LA ROUTE IMPÉRIALE

 

Moulay Idriss et Volubilis

Moulay Idriss, capitale du Zerhoun, mausolée, point névralgique, est mieux qu’un symbole ou une relique : la réalité d’une foi.

Khemisset.

Une ferme sur sa colline, un terroir dont les lignes élégantes n’ont rien à envier à la Toscane.

N’Zala des Beni Amar.

Non, ce n’est pas Moulay Idriss, mais c’est tout près, à quelques kilomètres, dans un détour si photogénique du massif du Zerhoun, une des merveilles du Maroc. Cet important village semble sortir de l’olivier (il y en a plus de trois cent mille dans cette montagne cultivée comme un jardin). Fin de matinée de janvier, et sa lumière si subtile. Un homme laboure tout ce qui est labourable entre les troncs, pas un mètre carré n’est perdu. On dirait aussi la lampe d’Aladin : ce n’est pas un génie qui apparaît, mais un village.

Moulay Idriss.

Dans les brumes matinales de février, une position exceptionnelle, où va se jouer une part essentielle de l’histoire du Maroc. Il était une fois un prince venu d’orient…

Moulay Idriss.

Les toits du mausolée Moulay Idriss

Moulay Idriss.

Jacques Majorelle a peint en 1928  "Moulay Idriss, Djebel Zehroun ou le Sanctuaire de Moulay Idriss" . La ville Sainte était interdite aux non Musulmans.
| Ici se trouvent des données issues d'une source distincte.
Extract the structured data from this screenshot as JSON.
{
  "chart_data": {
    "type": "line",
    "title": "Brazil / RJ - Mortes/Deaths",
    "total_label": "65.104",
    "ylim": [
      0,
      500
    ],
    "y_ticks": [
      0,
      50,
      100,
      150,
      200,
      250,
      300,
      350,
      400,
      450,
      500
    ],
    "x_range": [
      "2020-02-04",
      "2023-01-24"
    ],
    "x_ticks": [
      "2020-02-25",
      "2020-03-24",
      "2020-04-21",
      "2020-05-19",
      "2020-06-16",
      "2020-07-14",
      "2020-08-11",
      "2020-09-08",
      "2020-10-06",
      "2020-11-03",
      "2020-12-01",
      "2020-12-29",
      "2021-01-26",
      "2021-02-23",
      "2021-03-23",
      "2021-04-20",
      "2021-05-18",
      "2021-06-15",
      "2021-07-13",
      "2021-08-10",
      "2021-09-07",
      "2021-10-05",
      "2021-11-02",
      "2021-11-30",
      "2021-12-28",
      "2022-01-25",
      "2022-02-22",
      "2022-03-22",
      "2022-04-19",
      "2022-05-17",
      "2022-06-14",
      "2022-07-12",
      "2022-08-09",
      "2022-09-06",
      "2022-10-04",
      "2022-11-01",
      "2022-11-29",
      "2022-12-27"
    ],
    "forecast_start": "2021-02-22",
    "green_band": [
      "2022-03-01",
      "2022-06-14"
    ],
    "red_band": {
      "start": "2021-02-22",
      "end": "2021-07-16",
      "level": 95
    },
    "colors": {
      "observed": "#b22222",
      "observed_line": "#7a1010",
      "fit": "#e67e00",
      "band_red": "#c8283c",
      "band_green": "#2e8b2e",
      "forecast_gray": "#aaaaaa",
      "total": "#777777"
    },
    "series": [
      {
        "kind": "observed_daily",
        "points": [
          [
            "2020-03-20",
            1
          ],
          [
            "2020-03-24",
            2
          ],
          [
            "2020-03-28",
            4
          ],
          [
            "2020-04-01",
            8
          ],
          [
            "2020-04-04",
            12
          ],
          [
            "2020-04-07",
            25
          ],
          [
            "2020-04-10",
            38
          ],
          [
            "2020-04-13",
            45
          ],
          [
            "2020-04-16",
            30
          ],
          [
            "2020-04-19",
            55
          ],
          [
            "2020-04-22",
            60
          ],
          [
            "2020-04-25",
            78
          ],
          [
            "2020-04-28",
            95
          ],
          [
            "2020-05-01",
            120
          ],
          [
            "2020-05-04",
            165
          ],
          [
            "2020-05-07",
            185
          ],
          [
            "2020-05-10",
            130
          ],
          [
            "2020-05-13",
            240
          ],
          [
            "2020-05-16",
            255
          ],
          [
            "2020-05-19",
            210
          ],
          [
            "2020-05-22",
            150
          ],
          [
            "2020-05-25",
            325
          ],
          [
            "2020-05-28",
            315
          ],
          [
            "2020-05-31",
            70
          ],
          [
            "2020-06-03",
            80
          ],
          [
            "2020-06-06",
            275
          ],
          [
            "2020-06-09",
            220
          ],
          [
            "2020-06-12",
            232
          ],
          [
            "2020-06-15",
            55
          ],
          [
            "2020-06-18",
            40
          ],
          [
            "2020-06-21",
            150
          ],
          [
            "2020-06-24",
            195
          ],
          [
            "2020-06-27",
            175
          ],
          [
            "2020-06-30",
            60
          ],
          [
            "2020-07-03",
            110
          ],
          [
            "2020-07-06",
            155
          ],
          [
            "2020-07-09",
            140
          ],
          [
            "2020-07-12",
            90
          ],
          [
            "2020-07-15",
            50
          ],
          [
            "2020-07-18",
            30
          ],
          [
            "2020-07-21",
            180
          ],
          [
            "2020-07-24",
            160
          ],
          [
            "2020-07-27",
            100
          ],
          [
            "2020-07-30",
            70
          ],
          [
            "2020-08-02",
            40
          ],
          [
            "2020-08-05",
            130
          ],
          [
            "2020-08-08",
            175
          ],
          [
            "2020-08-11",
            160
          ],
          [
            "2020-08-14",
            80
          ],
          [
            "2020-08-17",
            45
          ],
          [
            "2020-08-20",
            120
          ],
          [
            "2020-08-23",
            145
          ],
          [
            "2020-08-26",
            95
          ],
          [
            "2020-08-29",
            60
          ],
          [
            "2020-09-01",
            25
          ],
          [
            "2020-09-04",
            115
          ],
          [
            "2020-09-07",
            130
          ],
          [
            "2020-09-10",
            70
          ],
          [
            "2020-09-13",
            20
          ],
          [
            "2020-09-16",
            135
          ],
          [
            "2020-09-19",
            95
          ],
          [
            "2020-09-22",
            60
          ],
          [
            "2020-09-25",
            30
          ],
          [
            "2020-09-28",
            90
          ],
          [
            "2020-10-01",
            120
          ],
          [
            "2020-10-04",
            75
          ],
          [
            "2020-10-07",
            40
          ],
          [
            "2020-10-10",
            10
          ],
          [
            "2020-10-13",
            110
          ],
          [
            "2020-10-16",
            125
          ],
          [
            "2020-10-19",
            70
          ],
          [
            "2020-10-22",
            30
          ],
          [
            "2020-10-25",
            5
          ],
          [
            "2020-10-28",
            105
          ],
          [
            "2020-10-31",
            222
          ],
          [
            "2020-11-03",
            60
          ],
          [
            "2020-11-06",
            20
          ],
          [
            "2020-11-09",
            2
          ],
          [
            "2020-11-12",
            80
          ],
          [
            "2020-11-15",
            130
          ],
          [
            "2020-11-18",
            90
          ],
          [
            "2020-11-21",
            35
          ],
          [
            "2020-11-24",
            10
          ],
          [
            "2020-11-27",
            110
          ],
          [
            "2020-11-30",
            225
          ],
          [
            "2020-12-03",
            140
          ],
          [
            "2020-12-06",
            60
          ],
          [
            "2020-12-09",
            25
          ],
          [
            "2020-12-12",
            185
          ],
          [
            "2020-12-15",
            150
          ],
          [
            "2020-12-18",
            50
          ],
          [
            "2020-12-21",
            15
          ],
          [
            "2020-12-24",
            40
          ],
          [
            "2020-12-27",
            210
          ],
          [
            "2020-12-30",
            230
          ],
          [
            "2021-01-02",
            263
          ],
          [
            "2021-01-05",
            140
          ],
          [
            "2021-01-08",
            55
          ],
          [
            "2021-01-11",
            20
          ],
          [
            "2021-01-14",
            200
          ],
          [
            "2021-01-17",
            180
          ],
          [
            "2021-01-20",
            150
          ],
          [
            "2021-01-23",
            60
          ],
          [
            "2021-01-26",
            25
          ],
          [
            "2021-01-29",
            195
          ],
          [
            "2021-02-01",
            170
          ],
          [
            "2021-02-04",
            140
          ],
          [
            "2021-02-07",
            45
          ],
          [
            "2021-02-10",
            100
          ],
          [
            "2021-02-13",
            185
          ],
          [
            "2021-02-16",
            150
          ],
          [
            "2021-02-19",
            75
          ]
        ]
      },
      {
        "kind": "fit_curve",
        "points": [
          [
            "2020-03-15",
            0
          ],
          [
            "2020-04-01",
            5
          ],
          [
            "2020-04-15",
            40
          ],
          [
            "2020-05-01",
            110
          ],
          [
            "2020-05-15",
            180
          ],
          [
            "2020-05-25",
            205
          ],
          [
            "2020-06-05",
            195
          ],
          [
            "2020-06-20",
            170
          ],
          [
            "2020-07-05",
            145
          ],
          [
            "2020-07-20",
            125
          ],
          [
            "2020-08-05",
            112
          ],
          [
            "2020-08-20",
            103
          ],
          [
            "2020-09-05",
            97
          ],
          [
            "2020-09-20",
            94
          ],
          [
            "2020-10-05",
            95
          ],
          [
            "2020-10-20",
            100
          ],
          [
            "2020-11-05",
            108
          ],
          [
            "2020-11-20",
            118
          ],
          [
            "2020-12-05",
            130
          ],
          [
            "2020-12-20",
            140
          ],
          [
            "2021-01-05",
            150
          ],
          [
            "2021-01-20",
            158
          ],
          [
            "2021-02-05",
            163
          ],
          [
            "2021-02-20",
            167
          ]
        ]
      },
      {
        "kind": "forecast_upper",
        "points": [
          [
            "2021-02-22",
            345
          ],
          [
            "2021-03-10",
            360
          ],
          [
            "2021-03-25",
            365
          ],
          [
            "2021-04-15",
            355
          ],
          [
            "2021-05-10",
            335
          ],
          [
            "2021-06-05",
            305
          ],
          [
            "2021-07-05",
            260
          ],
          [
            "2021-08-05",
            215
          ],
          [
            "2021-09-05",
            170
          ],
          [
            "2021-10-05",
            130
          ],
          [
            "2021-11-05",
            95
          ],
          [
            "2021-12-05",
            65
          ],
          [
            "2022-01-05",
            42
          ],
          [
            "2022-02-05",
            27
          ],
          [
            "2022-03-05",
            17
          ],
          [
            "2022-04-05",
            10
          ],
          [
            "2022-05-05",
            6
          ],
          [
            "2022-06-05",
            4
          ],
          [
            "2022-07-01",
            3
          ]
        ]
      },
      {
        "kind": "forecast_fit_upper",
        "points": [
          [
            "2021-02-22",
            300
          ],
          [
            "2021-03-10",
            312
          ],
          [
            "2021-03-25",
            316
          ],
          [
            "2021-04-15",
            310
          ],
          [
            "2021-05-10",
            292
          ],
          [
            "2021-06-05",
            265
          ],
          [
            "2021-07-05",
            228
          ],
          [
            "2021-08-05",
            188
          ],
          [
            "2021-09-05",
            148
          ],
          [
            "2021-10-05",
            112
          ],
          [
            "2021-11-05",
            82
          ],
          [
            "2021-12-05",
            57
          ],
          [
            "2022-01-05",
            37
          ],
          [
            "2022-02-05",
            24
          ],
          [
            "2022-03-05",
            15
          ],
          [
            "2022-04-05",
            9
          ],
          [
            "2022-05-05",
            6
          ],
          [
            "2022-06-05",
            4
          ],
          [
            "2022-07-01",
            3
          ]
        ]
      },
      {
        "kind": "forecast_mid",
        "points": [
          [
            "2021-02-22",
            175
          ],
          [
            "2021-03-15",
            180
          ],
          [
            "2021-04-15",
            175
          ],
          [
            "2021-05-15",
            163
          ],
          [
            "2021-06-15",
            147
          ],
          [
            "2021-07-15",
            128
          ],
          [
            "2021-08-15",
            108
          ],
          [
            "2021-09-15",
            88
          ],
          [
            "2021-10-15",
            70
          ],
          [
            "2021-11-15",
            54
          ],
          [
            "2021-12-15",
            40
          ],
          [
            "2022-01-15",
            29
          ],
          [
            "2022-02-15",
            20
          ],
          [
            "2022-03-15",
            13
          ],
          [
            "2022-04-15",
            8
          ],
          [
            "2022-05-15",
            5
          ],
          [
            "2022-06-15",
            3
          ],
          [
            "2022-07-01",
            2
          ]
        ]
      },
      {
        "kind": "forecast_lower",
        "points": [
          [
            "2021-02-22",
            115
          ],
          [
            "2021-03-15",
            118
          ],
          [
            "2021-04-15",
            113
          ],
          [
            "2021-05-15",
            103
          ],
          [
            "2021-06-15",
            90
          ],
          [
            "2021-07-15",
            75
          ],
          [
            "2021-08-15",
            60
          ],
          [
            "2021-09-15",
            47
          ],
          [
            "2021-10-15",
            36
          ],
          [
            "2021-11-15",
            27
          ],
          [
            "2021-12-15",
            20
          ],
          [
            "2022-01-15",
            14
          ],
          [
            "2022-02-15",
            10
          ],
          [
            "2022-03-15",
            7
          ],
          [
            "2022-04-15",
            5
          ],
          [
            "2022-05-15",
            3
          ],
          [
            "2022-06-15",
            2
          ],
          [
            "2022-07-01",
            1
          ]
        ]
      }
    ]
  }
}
Peu de choses ont changé.

Moulay Idriss.

La première cour du mausolée Moulay Idriss

Moulay Idriss.

Le minaret circulaire qui domine la medersa de la ville de Moulay Idriss  est unique au Maroc. De construction récente puisqu'il date de 1939. Il est couvert de faïences vertes sur lesquelles sont inscrits en une écriture stylisée, des versets du Coran

La ville sainte de Moulay Idriss.

Les ruines de Volubilis et la ville de Moulay Idriss

Moulay Idriss.

En route vers Meknès

 

Meknès

Le mausolée Moulay Ismail, le prince du Tafilalet, devenu empereur, refondateur des deux royaumes de Fès et de Marrakech.   Dans la ville née de sa volonté.

Meknès

Cour du tombeau de Moulay Ismael, lieu saint musulman, orné de mosaïques de faïence émaillées. Le sultan Moulay Ismael (1646-1727) entretint un harem où se succédèrent près de 600 femmes, lui donnant près de 700 enfants.

Meknès

Devant l'impériale bab el-Khémis, la porte du jeudi aux décors d'écoinçons noirs encadrés de zélliges verts.

Meknès

Porte Bab Mansour El Aleuj, la plus monumentale du Maroc, la marque de l’impériale Meknès

 

Ifrane

Ifrane.

Ce n’est pas sans raison que le plus grand fleuve du Maroc s’appelle « Mère du printemps » :la fonte des neiges, précoce, fait jaillir toutes les eaux du Maroc qui cascadent vers l’Atlantique ou le Sahara.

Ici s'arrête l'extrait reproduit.